December 8, 2009
BANGKOK (AFP) - Malaysian Prime Minister Najib Razak began his first official visit to Thailand Tuesday, a landmark trip focused on easing tensions in the restive southern border area of the country.
His Thai counterpart, Abhisit Vejjajiva, is due to officially welcome the Malaysia premier to Government House before the two men begin talks in the early afternoon.
Abhisit will host a banquet in Najib's honour on Tuesday evening and on Wednesday the two leaders will travel to Thailand's far south region where a six-year separatist insurgency has claimed more than 4,000 lives.
Abhisit has visited the area once since becoming premier a year ago.
This trip will include visits to two schools, one government-run and one Islamic, and Thailand would like to learn from Malaysia's success with its moderate Muslim education system, said deputy prime minister Suthep Thaugsuban.
"The Malaysian prime minister will visit the southern region tomorrow. Thailand expects cooperation from Malaysia on the success of its bilingual Islamic school system," Suthep told reporters.
Tensions have simmered in the mainly Muslim Thai region, formerly an autonomous Malay Muslim sultanate, since it was annexed in 1902 by mainly Buddhist Thailand. The latest spate of violence erupted in January 2004.
On Monday, a powerful bomb hidden in a motorcycle ripped through a market in Narathiwat province, where the two premiers are scheduled to visit, killing two people and wounding nine others.

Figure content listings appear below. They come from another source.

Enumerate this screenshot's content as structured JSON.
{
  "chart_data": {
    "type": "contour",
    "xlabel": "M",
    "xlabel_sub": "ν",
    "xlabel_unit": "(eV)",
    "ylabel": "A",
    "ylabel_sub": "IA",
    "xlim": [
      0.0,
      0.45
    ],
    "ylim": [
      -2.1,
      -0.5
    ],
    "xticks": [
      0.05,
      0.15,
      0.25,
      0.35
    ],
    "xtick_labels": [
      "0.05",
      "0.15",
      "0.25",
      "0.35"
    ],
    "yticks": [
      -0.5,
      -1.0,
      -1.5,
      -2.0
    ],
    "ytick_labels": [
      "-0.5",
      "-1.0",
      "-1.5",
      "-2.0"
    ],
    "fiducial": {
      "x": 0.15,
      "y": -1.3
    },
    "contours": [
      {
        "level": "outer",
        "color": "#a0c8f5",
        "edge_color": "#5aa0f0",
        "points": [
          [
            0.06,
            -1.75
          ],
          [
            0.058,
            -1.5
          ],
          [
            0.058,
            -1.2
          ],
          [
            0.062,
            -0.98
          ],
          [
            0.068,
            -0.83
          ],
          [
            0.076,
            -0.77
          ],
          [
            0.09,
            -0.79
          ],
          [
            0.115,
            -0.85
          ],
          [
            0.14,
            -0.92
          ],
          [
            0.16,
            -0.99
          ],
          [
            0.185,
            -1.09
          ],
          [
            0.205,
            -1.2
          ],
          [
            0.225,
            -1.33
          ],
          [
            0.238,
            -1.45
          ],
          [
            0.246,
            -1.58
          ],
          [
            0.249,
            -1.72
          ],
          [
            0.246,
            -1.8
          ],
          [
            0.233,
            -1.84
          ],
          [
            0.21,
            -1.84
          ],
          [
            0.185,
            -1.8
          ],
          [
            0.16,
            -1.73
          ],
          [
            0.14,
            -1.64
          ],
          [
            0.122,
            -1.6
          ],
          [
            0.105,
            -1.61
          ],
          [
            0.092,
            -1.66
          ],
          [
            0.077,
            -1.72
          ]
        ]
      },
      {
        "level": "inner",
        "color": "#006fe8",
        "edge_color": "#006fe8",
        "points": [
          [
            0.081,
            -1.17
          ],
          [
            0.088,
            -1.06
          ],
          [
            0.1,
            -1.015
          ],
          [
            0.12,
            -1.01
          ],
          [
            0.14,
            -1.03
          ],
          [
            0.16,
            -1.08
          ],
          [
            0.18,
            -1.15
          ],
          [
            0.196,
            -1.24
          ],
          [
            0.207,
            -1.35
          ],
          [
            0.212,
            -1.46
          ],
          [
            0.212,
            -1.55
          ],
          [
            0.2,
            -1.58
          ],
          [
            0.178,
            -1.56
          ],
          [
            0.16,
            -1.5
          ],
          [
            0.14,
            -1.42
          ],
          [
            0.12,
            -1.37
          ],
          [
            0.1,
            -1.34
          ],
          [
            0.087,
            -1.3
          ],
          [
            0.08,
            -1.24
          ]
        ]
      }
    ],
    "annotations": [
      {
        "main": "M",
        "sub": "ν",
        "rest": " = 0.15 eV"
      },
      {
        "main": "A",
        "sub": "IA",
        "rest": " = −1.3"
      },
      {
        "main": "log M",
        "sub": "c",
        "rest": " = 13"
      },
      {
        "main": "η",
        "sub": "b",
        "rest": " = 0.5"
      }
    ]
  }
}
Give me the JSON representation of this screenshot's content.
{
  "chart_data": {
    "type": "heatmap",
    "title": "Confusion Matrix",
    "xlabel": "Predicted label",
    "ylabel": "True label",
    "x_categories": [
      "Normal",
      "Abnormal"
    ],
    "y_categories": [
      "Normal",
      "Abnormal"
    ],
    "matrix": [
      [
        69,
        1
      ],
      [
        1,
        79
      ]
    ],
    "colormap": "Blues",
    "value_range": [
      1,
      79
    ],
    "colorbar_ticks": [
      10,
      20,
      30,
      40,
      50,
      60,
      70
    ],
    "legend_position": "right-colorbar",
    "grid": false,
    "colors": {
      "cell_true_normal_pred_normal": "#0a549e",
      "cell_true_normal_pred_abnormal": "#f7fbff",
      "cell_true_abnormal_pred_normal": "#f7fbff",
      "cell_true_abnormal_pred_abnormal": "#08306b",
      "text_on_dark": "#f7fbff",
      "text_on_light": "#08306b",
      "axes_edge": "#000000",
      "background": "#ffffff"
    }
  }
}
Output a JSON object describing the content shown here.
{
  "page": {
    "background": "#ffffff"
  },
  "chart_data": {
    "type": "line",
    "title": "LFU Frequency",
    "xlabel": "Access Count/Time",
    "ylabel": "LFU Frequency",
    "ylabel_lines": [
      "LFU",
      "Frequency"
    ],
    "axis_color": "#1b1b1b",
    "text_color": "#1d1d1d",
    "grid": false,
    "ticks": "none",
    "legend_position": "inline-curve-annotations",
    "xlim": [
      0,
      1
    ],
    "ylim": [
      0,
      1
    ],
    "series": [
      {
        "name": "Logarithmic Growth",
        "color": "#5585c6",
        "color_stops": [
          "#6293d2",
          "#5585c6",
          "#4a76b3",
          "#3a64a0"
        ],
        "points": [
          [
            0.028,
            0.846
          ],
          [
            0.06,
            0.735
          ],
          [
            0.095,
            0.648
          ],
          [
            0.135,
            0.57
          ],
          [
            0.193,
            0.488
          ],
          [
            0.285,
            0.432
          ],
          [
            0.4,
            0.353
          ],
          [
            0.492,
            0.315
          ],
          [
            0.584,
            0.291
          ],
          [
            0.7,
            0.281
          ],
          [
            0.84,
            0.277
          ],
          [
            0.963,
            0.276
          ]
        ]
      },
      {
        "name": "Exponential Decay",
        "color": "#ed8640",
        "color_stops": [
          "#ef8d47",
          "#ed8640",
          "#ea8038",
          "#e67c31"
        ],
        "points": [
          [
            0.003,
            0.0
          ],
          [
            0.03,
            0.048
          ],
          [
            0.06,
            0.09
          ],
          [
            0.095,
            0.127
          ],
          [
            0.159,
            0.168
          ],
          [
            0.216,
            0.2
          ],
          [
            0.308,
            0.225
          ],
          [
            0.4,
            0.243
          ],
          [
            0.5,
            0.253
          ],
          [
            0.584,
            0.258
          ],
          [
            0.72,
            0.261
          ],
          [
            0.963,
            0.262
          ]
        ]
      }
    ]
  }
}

Thai army chief General Anupong Paojinda travelled to the region on Sunday to prepare security arrangements for the two leaders.
Najib and Abhisit will fly to Narathiwat on Wednesday, visiting two boarding schools, a handicraft village and a so-called "widow village" that shelters some 140 families affected by the unrest.
They will also attend the renaming of a "friendship bridge" spanning the countries' river border.
Thailand has in the past accused Malaysia of failing to prevent insurgents criss-crossing the porous 650-kilometre (400 mile) border.
But since Najib came to power in April the rhetoric has softened. In October he called on Thailand to offer "some form" of autonomy to the restive region, a proposal backed by Abhisit, who called it the "right approach".